Joey Lliso continued to excel in sports and lettered in football for two years and soccer for three as a Tiger. As a senior he was the varsity team captain in soccer and football. He also played one year of baseball. He was awarded the Presidential Physical Fitness Award in 2004, 2006 and 2007.
Academically he won a USAA National Science Award, a Distinguished Cadet Award (2004), took second place at state JROTC Drill Competition (2005), took first place in Fort Stewart and second place statewide in the Military Teen Idol competition (2007).
He received letters of acceptance from Harvard and other Ivey league schools like Duke. But Lliso yearned to follow in his parent's footsteps and go into the military. The last letter he received was from West Point.
Lliso's dad, who is currently a computer engineer, said his son had always told him he wanted to be in the military but also study medicine. His mother, Flor M. Lliso, is a Captain and doctor, currently deployed in Iraq. She is scheduled to return home soon and will retire from the Army in four years.
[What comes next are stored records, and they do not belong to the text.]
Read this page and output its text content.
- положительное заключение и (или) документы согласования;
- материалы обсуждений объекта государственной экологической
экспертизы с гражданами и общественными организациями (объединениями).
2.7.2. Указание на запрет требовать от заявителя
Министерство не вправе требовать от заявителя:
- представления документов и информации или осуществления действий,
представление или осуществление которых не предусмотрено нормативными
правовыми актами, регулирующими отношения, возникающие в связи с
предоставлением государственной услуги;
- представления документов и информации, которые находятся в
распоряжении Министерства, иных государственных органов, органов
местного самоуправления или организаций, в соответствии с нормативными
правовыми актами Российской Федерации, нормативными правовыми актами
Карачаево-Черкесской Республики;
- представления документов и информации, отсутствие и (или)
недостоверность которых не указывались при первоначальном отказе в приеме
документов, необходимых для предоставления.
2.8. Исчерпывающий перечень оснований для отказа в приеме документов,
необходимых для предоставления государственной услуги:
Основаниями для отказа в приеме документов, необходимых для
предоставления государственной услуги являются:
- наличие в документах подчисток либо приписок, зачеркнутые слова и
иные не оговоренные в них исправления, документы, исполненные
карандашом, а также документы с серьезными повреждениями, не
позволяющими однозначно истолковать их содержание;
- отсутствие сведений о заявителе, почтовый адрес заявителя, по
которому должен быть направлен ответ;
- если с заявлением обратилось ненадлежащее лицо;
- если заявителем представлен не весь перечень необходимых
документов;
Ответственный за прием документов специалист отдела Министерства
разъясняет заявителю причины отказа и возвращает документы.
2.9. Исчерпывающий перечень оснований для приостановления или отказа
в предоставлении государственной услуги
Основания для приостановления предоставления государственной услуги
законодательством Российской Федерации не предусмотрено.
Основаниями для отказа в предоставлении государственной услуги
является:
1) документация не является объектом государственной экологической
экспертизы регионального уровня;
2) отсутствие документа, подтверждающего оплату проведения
"He said dad sooner or later I'm going to go into the military, so why not do it now," Lliso's father recalled about the moment his son opened the letter from West Point."
Lliso said West Point has a program that will send his son to Yale after he completes his four-year studies. Joey Lliso hopes to complete his studies to become a neurologist and brain surgeon.
"He balances his athletic life and academic life well and is happy doing both," his father said. "He is very outgoing with everybody. If he doesn't have friends then you would think something was wrong. He tells me 'daddy, I can't believe I'm kicking for the Army football team'. He is always telling me that they are doing some really cool things but insists his focus is on school first and then football."
In the meantime Lliso will glue his eyes to the set as the Army team opens the season against Temple. The 7 p.m. game is set to be televised on ESPN Classic.